Back in March, San Francisco restaurant owner Karen Leibowitz told Mother Jones that while buying gift cards could help, they just weren't enough. "Buying gift certificates online can be a way of sending a restaurant a micro-loan and a gesture of good will, but it doesn't reach all small businesses and it doesn't help workers," she said. 

And while gift cards might also give small business owners an immediate sense of security — it is cash in the bank after all, and that money can be used to settle bills like rent and payroll — they can also translate into lower revenues when these same restaurants reopen. "I didn't know how long I was going to be closed," Chicago coffee shop owner Valeria Taylor tells Eater. "The way I explained it to people was that the gift cards were going to be helpful — they were an immediate Band-Aid. They were going to help me finish a regular payroll period for now and have something to look forward to in the future."

There is a need to go beyond the gift card model

Selling gift cards can also bring extra stress for Taylor who, like other independent restaurant owners, doesn't know when she will be able to open and start doing business again. "A gift card is almost like a promise that we will be open again, and I don't know if that's going to happen," she says. "We're open for now, but I don't think this is over — and there's no guarantee we're going to survive this if no aid is given to us."

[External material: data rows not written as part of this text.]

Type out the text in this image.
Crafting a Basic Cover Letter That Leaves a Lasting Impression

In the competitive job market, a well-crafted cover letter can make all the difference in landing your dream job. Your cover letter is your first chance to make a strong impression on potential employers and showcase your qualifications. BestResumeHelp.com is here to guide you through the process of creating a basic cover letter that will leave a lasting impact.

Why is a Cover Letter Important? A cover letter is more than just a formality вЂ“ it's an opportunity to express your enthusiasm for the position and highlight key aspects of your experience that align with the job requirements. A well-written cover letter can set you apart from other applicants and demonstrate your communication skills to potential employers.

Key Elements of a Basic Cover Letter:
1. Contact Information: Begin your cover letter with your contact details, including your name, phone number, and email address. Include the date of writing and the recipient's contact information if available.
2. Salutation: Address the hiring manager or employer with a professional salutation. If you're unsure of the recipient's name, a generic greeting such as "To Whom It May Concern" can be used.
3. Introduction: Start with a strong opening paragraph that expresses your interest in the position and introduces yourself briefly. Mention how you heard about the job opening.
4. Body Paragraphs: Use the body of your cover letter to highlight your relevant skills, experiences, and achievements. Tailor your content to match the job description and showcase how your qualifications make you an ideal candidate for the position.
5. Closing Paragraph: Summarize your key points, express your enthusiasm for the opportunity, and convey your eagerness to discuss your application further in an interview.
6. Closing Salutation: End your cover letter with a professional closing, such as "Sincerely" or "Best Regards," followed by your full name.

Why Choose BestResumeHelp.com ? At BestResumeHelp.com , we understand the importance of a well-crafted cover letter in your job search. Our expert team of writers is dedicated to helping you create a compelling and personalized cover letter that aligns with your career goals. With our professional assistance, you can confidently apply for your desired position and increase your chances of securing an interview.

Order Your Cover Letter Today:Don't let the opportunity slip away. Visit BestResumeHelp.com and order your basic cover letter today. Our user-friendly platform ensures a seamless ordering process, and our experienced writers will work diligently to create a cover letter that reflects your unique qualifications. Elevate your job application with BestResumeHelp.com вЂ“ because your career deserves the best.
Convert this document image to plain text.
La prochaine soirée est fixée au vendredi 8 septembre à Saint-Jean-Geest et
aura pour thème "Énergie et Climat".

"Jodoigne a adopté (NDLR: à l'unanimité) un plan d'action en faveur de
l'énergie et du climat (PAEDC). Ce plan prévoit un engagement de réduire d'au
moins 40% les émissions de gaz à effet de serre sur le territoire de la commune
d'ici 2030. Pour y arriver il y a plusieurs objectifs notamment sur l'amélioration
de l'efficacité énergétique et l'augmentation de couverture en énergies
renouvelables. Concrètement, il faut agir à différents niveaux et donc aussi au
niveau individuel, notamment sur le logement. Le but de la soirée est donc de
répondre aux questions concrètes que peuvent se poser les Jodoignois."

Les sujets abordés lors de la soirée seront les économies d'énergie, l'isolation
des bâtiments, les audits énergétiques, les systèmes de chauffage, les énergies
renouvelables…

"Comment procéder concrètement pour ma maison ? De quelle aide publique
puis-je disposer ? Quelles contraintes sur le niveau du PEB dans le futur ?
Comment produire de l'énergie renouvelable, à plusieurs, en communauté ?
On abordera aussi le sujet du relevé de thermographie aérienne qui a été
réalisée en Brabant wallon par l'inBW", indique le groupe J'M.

Assil says there is a need to go beyond the gift card model of making money during the pandemic, and she's done that by selling merch and by partnering with a nonprofit that cooks meals and delivers them to people in need. These measures may not make her a lot of extra cash, but the money is enough to keep some staff employed. 

Ravi Kapur, owner of Liholiho Yacht Club in San Francisco, tells Eater that while gift cards are a stopgap, and they might present future problems, but they aren't thinking about that right now. "If everybody came in the day we opened and the only guests in the... restaurant were using gift cards, yeah, that'd be an issue. But we're not planning for that to happen," Kapur says.